Les problèmes identifiés
Au plan administratif
On note une certaine frénésie de l’Etat dans la création de nouvelles régions collectivités locales sans une véritable étude préalable. Cette explosion institutionnelle va aboutir à un saucissonnage du territoire en petites entités territoriales, sans aucune viabilité sur le plan économique. Au plan social, cela génère des remous permanents au niveau local et engendre des conflits. Au plan administratif, ces découpages causent aux populations de sérieuses difficultés dans la recherche de papiers administratifs.
Imprécision des limites
Les limites des communes ne sont pas matérialisées. La loi définit ces limites par des critères géographiques, sans aucune précision sur le point de repère. Du fait de l’imprécision dans la définition des limites territoriales des CL, plusieurs conflits de compétence sont relevés, notamment à Dakar (entre les communes d’arrondissement, entre les communes de Bargny et de Rufisque concernant la territorialité de la SOCOCIM).
Absence de cadastre rural
L’absence d’un cadastre rural pose un problème quant à la maîtrise du foncier rural. Les limites des communautés rurales n’étant pas maîtrisées, il est pratiquement impossible de déterminer avec précision l’assiette des impôts.
Règlements inadaptés
Le règlement intérieur des collectivités locales constitue une simple reprise de celui de l’Assemblée nationale. Il en résulte des difficultés d’application.
Au plan politique
Mode de scrutin injuste
Le mode de scrutin mixte introduit une certaine injustice dans la composition des conseils des CL. Par les mécanismes du système majoritaire, un parti peut disposer d’une majorité écrasante au Conseil et dicter sa loi, alors même qu’il ne dépasse ses concurrents que de quelques voix.

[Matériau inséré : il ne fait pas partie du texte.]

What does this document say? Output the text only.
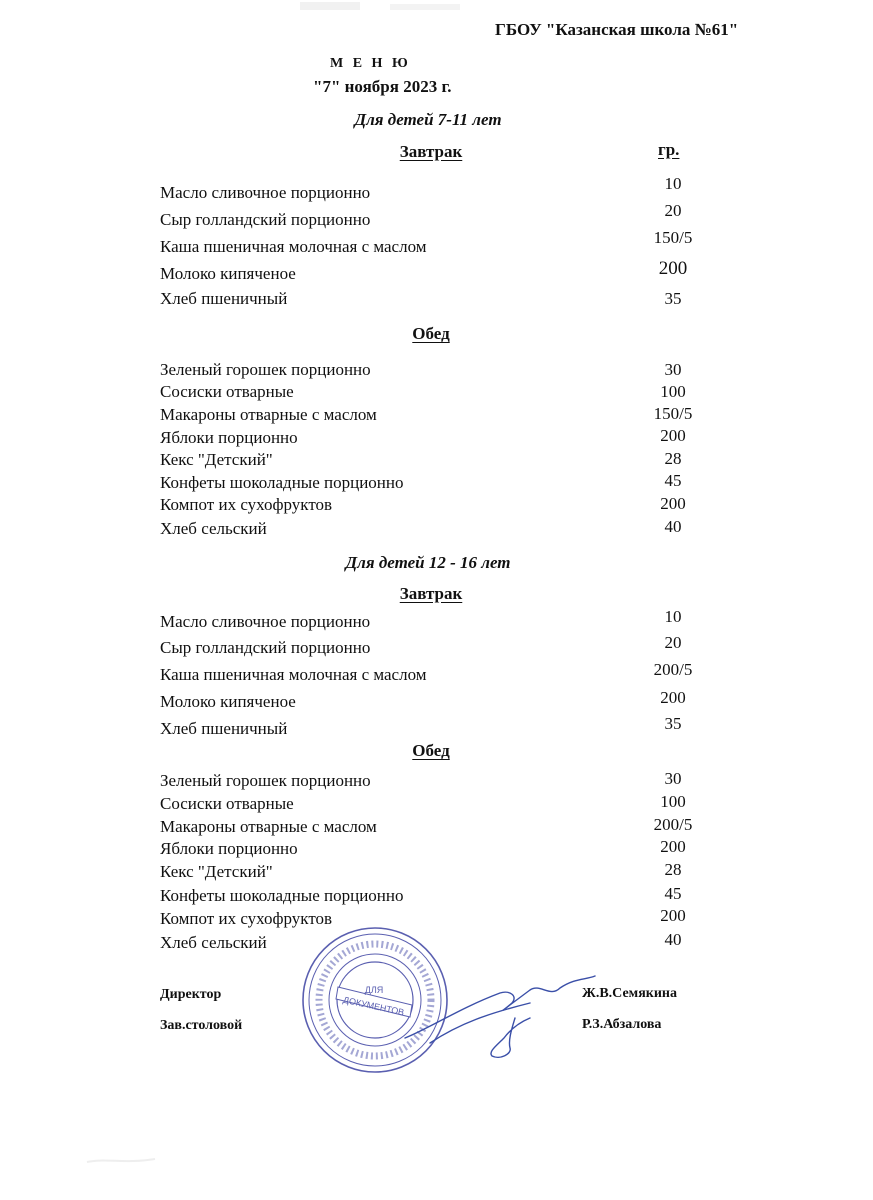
ГБОУ "Казанская школа №61"
М Е Н Ю
"7" ноября 2023 г.
Для детей 7-11 лет
Завтрак	гр.
Масло сливочное порционно	10
Сыр голландский порционно	20
Каша пшеничная молочная с маслом	150/5
Молоко кипяченое	200
Хлеб пшеничный	35
Обед
Зеленый горошек порционно	30
Сосиски отварные	100
Макароны отварные с маслом	150/5
Яблоки порционно	200
Кекс "Детский"	28
Конфеты шоколадные порционно	45
Компот их сухофруктов	200
Хлеб сельский	40
Для детей 12 - 16 лет
Завтрак
Масло сливочное порционно	10
Сыр голландский порционно	20
Каша пшеничная молочная с маслом	200/5
Молоко кипяченое	200
Хлеб пшеничный	35
Обед
Зеленый горошек порционно	30
Сосиски отварные	100
Макароны отварные с маслом	200/5
Яблоки порционно	200
Кекс "Детский"	28
Конфеты шоколадные порционно	45
Компот их сухофруктов	200
Хлеб сельский	40
ДЛЯ
ДОКУМЕНТОВ
Директор	Ж.В.Семякина
Зав.столовой	Р.З.Абзалова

Interdiction de candidatures indépendantes
La loi électorale dispose que seuls les Sénégalaises et Sénégalais ayant acquis la majorité, jouissant de leurs droits civiques et présentés par un parti politique légalement constitué peuvent faire acte de candidature dans le cadre des élections locales. Cette disposition restrictive des droits des citoyens constitue un sérieux obstacle à leur participation à la gestion de leur cité. Par ce canal, des personnes ressources de qualité sont écartées de la gestion locale par le simple fait qu’elles ne sont pas membres de partis politiques.
Immixtion de l’Etat
L’Etat s’immisce de manière quasi permanente dans le fonctionnement des CL. A ce jour, presque toutes les CL contrôlées par des opposants au régime sont placées sous délégation spéciale (Conseils régionaux de Diourbel et de Dakar, Conseil municipaux de Thiès et de Bambey, etc.) sous le prétexte de « fonctionnement bloqué de manière durable ». Dans d’autres cas, c’est des enjeux fonciers et / ou politiques qui ont poussé l’Etat à intervenir (cas de Malicounda et Mbour). Dans la majeure partie des cas, cette procédure de mise sous délégation spéciale a été engagée en violation flagrante des dispositions du CCL. Ainsi, le Conseil Régional de Diourbel est placé sous délégation spéciale permanente.